There are signs Kensington & Chelsea RBC is “beginning to reinvent itself” in the wake of the Grenfell Tower fire tragedy but the pace of change and process for rehousing victims remains “painfully slow”.
That is the verdict of the independent Grenfell recovery taskforce which has published its latest report.
Although the council’s culture is beginning to change for the better, there are concerns about a lack of capacity among the council’s most senior officers to drive this forward at pace.
A small number of staff are still making too many “avoidable mistakes” when dealing with victims too, while there are fears about integrating Grenfell-related issues into the delivery of wider council services in the future.
The taskforce’s report, which was sent to housing and communities secretary James Brokenshire on 21 November but only published on Tuesday, said: “In our view RBKC [Royal Borough Kensington & Chelsea] have not yet made sufficient progress in recovery, particularly with regard to the community relationship and culture change across the organisation.
“We are still not seeing enough successful outcomes: external communication with the Grenfell community remains patchy, the programme that will help improve the social economic and environmental offer in the north of the borough is not yet fully developed, and the rate of people moving into properties remains low.”
On 20 November there were 16 households living in hotels.
The report said: “The pace of permanent rehousing remains painfully slow. That said many of the current delays are associated with works to properties to meet resident preferences.”
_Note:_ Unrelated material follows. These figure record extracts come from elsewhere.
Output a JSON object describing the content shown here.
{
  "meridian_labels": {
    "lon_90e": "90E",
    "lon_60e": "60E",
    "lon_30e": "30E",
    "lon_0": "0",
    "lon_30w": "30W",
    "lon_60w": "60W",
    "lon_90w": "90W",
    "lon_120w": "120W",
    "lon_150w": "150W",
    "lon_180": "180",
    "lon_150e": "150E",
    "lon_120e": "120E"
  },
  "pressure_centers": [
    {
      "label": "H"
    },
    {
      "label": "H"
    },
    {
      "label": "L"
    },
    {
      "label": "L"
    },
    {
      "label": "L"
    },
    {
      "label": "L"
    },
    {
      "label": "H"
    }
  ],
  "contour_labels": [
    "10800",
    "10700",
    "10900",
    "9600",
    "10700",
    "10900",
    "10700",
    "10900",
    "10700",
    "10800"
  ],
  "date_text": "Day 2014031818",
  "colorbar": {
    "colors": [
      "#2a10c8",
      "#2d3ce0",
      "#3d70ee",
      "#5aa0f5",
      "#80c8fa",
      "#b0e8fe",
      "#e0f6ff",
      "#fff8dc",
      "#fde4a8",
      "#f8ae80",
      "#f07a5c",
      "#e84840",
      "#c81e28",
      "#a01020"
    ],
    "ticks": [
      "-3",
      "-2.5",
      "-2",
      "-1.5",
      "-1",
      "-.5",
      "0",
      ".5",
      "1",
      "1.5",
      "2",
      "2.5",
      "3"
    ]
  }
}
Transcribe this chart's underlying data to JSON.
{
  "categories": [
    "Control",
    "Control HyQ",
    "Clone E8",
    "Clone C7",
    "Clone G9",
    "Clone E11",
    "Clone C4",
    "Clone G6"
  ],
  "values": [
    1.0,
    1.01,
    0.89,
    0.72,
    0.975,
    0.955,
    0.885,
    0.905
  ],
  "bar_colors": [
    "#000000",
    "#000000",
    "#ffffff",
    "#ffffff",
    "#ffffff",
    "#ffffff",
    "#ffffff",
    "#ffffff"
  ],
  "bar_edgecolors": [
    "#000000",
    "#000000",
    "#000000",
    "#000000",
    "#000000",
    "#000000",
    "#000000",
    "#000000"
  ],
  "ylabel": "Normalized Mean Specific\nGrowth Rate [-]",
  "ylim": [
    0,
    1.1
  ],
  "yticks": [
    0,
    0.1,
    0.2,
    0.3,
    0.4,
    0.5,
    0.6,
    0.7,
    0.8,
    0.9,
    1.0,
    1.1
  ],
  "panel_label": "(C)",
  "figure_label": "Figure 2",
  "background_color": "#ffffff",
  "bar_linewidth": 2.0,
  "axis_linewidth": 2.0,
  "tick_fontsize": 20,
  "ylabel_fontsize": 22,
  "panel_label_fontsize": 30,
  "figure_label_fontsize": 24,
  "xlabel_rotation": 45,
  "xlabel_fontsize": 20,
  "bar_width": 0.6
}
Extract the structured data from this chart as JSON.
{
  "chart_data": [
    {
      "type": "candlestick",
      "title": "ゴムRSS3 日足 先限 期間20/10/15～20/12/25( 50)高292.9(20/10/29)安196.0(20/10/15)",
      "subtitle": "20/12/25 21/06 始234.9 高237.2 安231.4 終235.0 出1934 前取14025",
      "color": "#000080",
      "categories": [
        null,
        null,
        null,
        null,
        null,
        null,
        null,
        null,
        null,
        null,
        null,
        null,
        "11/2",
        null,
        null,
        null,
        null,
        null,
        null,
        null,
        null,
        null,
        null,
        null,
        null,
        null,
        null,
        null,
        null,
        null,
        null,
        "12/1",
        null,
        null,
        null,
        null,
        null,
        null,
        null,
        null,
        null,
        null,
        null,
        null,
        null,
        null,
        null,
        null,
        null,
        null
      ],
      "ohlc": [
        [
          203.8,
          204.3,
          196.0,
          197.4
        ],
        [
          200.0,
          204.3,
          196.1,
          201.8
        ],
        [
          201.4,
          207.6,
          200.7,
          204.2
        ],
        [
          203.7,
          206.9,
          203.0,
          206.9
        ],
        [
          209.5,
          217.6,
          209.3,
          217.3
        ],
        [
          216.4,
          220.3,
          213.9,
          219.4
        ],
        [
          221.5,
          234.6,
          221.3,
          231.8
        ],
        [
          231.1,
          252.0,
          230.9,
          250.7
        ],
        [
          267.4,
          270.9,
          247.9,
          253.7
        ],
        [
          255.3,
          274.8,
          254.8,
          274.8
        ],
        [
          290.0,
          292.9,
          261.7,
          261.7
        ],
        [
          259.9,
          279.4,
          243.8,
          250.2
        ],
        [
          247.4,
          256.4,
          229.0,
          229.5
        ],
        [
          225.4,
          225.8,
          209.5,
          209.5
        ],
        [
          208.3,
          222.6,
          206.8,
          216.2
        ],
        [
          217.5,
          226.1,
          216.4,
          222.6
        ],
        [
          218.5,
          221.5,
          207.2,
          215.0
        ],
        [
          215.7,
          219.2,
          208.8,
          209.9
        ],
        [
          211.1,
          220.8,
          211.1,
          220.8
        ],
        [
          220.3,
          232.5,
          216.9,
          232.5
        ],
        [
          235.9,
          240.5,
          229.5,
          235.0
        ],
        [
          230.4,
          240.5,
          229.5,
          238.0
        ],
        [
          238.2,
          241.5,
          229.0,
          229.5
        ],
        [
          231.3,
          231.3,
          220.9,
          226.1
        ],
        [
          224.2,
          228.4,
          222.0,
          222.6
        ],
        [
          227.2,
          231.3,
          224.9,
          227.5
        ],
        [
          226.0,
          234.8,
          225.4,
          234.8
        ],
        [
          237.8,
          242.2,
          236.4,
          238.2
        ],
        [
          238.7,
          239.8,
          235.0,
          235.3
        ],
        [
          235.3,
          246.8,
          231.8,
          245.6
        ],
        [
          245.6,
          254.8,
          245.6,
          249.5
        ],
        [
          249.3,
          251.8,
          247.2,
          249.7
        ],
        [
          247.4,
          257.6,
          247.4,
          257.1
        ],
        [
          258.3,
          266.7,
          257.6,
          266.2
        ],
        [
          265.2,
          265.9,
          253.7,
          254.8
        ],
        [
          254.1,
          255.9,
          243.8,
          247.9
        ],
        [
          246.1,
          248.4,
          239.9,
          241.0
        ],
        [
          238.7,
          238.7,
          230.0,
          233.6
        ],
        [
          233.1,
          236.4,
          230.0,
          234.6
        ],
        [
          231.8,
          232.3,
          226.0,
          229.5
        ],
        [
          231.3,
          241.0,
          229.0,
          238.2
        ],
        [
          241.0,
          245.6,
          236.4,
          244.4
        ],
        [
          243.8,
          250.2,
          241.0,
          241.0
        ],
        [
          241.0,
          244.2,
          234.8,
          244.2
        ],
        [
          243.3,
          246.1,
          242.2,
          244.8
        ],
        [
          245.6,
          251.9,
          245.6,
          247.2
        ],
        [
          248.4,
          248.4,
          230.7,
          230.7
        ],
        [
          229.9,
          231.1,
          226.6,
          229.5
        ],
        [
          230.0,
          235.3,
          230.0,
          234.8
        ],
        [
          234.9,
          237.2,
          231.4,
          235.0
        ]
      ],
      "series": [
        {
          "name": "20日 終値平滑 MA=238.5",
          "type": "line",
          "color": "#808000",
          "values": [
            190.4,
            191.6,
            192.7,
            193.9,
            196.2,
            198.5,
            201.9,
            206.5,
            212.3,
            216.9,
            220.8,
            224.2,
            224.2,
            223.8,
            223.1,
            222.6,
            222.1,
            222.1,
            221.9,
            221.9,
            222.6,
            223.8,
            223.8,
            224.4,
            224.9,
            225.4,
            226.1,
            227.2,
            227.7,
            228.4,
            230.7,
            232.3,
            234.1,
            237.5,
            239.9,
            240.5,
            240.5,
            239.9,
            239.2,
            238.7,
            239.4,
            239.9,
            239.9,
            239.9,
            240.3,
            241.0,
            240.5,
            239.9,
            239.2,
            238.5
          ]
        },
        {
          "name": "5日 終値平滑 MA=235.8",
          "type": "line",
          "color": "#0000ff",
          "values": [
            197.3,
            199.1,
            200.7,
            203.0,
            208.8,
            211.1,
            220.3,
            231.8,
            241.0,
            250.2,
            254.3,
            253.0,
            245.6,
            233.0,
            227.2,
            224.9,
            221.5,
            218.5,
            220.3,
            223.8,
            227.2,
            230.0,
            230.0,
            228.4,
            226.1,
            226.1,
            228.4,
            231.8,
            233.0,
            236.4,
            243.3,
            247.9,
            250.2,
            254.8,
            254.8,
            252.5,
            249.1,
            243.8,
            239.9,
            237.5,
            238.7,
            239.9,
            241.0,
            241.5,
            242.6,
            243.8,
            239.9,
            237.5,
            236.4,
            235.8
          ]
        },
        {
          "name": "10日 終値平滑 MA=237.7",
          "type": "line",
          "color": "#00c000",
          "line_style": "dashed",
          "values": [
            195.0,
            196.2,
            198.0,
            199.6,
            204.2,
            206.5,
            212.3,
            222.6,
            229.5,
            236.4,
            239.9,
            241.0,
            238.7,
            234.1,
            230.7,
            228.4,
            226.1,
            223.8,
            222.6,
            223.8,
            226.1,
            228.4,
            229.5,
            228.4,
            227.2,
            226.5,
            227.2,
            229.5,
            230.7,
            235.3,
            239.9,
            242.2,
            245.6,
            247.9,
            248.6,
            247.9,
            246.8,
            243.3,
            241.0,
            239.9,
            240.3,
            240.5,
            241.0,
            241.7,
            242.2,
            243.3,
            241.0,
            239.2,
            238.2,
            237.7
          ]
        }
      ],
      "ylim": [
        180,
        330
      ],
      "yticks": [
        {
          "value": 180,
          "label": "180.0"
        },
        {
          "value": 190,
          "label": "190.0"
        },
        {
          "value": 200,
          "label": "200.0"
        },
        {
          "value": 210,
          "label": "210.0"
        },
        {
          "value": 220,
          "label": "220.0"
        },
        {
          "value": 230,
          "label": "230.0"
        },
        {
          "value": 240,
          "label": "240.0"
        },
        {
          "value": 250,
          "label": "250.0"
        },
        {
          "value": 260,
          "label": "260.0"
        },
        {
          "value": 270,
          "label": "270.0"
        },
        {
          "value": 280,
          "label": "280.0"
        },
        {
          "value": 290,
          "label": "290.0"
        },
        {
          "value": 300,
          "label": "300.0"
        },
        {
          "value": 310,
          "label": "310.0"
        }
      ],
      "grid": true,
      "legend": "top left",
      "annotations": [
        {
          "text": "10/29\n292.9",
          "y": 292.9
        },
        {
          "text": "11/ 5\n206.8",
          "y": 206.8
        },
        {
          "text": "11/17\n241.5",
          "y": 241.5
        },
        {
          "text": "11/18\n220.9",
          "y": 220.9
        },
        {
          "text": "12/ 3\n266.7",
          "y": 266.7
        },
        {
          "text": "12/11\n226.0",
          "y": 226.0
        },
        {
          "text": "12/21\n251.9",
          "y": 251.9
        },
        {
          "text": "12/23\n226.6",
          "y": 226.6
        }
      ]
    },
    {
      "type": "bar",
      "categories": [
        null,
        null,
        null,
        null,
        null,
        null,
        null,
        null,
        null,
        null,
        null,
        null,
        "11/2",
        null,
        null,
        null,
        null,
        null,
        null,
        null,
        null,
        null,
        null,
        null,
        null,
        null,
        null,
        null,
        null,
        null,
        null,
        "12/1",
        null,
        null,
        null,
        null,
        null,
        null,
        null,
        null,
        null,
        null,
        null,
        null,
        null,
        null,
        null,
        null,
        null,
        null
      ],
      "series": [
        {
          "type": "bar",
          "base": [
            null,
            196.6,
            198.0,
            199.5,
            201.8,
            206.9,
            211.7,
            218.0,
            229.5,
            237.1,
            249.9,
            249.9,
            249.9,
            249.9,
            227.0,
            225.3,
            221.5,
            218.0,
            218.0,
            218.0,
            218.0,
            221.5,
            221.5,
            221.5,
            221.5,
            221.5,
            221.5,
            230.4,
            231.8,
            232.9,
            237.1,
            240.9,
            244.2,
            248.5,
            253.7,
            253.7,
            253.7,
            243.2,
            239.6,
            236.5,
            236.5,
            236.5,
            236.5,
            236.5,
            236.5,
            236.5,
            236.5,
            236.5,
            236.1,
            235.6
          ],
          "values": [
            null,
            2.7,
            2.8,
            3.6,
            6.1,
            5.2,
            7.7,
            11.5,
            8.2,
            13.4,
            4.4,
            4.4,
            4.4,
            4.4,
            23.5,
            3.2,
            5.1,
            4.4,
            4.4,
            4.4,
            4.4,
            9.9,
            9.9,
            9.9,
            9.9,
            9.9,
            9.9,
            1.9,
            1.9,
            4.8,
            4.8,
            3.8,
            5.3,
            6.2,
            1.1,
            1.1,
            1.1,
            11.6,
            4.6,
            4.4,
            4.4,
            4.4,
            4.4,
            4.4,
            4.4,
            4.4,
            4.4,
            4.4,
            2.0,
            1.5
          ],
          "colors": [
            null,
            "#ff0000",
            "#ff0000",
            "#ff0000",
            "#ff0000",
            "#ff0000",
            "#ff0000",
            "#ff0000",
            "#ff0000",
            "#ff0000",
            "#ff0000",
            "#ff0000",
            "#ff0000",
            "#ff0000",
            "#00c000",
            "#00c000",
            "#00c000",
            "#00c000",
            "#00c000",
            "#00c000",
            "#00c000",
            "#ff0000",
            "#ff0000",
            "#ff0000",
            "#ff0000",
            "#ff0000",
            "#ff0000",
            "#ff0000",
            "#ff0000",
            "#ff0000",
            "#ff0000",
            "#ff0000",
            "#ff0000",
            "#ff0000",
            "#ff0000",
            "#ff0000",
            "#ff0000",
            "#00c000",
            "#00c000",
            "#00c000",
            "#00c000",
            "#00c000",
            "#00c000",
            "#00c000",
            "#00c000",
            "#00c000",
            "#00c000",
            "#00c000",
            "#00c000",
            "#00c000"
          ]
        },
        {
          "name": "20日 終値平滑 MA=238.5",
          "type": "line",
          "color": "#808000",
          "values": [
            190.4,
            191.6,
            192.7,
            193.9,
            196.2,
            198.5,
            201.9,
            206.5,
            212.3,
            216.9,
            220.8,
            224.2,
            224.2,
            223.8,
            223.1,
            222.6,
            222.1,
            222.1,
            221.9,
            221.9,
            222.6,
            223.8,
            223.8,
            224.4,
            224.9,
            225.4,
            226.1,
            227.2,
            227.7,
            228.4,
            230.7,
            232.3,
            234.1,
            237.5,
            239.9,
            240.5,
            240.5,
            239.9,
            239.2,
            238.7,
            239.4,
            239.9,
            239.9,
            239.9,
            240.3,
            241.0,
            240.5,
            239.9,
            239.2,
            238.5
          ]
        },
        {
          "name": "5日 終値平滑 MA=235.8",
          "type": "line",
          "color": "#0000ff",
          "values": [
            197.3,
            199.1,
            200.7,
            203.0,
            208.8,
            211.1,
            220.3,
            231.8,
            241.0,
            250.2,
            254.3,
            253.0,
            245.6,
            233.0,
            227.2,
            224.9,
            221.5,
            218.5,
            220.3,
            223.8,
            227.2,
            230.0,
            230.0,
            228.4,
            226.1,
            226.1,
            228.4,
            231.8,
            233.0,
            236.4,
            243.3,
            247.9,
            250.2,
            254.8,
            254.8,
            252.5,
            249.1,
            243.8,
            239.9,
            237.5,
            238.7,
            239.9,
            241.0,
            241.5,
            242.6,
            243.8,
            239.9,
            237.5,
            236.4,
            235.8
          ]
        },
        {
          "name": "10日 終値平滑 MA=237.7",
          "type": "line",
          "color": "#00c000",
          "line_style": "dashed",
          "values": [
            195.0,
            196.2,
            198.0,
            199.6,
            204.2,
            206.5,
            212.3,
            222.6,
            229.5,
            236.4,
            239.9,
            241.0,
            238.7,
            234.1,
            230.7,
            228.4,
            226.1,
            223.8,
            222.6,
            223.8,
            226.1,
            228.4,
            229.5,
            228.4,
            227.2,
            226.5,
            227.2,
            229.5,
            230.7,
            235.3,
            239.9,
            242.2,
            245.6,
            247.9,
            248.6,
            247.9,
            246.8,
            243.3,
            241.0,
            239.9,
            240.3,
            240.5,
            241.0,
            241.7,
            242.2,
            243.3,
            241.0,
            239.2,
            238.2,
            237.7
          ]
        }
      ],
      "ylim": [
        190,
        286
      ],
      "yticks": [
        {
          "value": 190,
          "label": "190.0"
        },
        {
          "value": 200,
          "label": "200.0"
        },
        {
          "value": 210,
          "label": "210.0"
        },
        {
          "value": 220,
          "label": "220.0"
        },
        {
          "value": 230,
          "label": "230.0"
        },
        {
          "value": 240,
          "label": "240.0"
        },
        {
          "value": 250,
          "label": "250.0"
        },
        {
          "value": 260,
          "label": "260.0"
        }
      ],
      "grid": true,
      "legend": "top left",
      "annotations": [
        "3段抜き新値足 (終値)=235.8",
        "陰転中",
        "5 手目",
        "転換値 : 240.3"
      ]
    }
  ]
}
While there is “still some evidence of poor management and administration in the rehousing process”, the taskforce said “these appear to be isolated instances”.
The taskforce said the “leadership of the chief executive [Barry Quirk] has been particularly instrumental” in an increasing willingness within the council to take suggestions for improvement and change on board. It noted the culture of the council is beginning to alter.
“There are some signs that the organisation is beginning to reinvent itself,” the taskforce’s report said. “However, it remains the case that far too often RBKC make avoidable mistakes that negate a lot of good work.
“We hear far too often of basic errors for example meetings that are not publicised until the day before, of essential emails that go astray and are not followed up. RBKC cannot afford these kinds of elementary mistakes and greater effort should be made to avoid them.”
With a public enquiry and criminal investigation ongoing, and questions about soil in the area being contaminated, the taskforce expressed concern about the demands this is placing on the council’s senior personnel.
“In that context we are concerned whether RBKC have sufficient senior capacity and capability to deal with these pressures while also delivering on a major change programme,” the report said.
The taskforce suggested Mr Quirk’s review of the council’s communications team could have been “implemented sooner”.
The report noted how the process of winding up the tenant management organisation that was in charge of the site including Grenfell Tower at the time of the fire “appears to have been generally well handled.”
Kensington & Chelsea will need to invest more in its housing stock in general, the taskforce said and added: “The lifting of the HRA [housing revenue account] borrowing cap, may offer an opportunity to accelerate investment.”
It expressed concern, however, that “the level of management input being afforded to the Lancaster West estate [which houses Grenfell Tower] is financially unsustainable as a management model is to be extended across the whole stock and may even be financially unsustainable to continue” in that part of the borough.
LGC reported in September how about £16m of Kensington & Chelsea’s projected £17.8m overspend for 2018-19 was largely driven by costs associated with Grenfell, which are out of the council’s direct control.
Looking to the future, the taskforce expressed concern about “the readiness of mainstream services to take on board Grenfell-related work”.
The report said there needed to be “greater clarity” about service delivery but warned “the picture remains muddled”. The taskforce urged the council to ensure there are enough “skills, capabilities and resources in place” when the transition does take place.
“This requires political and officer will, as well as adequate resourcing. RBKC are going to have to look at ways to make sure this is properly funded,” the report said.
It was noted the plan is to retain the Grenfell Team “in place for some time to come” which the taskforce said was “right”.
The taskforce is due to report again to the secretary of state in spring 2019.
Responding to the report Kensington & Chelsea leader Elizabeth Campbell (Con) said: “The taskforce report rightly reflects on the unwavering commitment from staff, and the efforts of the leadership team, in making sure the Grenfell recovery remains the number one priority for this council.
“We welcome the criticism, and positive comments, because it is important to us that we continue to review, continue to improve, and that we deliver. We will make mistakes, and we would never shy away from recognising that, and I agree we need to make sure we do the basics right – as we do in many of our core services across the borough.”
She said the councils was “nearly there” with rehousing survivors but added “we will not be rushing the last few families to meet artificial deadlines, such as Christmas. It isn’t that simple, and it was never going to be.”
Cllr Campbell said the recovery strategy will be published in the new year.
This story was updated at 09.56 on 19 December to include comments from Kensington & Chelsea leader Elizabeth Campbell.